Dataset for Canonicalization of Open Knowledge Bases (ICDE 2019)
I use two major datasets for my research in canonicalization of open knowledge bases. The details of both datasets and the side information are listed as follows:
- ReVerb45K: This is a new Open KB canonicalization dataset proposed by CESI and has been published by the authors. ReVerb45K is constructed based on Reverb Open KB, Clueweb09 corpus, as well as Freebase entity linking information.
- NYTimes2018: We collect this dataset from nytimes.com in 2018. This dataset contains news articles from 5 different domains, including sports, arts, business, science and health. We collect 500 articles and apply Stanford Open IE Tool on this article to produce Open IE triples.
- Side Information: For both datasets, we obtain the side information for each source text as follows. First, we apply NLTK to recognize the named entity mentions (with PERSON, ORGANIZATION, LOCATION... as the types) in the source text. We then use Wikidata Integrator to link each named entity mention to a list of candidate entities in Wikidata.
- [Detailed Noun Info][Data Description for *_Wikidata_entity_description][Data Description for *_Wikidata_noun_records]
- [Domain Keywords]
- [Patty Dataset] (This is a dataset published by the authors of "PATTY: A Taxonomy of Relational Patterns with Semantic Types" (EMNLP 2012). You can also download the original dataset from mpi-inf)
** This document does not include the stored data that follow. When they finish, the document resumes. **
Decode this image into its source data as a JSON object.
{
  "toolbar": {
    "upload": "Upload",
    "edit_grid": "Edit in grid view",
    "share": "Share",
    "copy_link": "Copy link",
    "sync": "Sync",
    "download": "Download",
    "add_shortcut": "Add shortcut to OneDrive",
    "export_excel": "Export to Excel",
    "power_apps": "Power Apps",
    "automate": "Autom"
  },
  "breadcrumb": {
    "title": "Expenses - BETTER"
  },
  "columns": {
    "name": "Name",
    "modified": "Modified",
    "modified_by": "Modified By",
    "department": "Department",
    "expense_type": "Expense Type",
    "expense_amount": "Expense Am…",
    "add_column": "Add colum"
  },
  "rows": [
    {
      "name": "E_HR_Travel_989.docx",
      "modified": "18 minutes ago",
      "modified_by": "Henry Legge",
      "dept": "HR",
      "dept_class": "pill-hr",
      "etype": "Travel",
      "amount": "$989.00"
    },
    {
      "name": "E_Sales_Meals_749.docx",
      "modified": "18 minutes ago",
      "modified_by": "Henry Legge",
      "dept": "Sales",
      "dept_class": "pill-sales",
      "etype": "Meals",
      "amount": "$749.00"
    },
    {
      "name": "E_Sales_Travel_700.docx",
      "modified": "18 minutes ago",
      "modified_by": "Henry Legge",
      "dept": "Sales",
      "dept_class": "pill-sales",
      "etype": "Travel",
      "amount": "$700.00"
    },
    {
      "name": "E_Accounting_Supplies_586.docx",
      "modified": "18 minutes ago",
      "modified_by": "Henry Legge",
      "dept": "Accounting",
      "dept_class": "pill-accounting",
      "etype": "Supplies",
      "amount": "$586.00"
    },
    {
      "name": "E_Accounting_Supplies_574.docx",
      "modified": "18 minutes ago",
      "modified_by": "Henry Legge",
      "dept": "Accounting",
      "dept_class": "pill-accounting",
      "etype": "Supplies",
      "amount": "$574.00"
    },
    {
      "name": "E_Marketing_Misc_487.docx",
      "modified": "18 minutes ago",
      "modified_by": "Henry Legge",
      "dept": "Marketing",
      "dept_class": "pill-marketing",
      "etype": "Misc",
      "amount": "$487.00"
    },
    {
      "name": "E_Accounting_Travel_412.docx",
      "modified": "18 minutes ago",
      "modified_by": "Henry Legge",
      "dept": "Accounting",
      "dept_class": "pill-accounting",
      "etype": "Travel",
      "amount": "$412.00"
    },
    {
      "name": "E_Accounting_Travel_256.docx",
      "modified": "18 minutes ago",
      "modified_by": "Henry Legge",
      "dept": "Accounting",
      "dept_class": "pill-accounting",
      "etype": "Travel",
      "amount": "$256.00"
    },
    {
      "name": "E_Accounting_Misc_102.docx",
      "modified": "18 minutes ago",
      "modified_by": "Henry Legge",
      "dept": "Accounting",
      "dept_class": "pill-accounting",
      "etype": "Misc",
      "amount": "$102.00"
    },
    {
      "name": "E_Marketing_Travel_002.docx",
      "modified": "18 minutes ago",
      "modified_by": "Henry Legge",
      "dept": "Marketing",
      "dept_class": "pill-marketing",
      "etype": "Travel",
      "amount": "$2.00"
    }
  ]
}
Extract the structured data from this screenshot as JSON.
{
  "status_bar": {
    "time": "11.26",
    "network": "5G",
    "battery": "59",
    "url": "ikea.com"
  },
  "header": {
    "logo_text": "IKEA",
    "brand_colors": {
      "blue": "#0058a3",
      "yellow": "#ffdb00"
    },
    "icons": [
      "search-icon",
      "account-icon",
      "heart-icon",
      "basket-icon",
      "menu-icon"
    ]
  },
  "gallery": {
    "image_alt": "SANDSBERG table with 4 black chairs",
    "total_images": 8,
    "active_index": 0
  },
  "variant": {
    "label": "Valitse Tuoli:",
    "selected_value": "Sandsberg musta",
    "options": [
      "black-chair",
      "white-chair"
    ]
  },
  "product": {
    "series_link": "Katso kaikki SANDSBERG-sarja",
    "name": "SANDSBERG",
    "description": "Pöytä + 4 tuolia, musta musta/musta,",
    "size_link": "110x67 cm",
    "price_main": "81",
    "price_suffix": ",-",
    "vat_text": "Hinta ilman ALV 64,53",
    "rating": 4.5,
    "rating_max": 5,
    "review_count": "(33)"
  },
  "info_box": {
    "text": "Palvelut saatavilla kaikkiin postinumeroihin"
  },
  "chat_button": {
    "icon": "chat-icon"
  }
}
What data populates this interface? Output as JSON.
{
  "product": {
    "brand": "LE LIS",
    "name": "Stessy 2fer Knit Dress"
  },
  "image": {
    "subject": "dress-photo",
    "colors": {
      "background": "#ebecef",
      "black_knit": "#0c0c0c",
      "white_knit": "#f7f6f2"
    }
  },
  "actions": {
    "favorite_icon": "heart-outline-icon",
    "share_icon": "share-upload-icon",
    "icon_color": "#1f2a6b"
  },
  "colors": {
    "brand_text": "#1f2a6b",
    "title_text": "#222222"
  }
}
- Note 1: This dataset accompanies the publication below. Please cite this publication if you use the data above: Xueling Lin, and Lei Chen. "Canonicalization of Open Knowledge Bases with Side Information from Source Text.", In 2019 IEEE 35th International Conference on Data Engineering (ICDE) (pp. 950-961). More detail about the datasets listed above are available in this paper.
- Note 2: All the datasets can only be used for research purpose.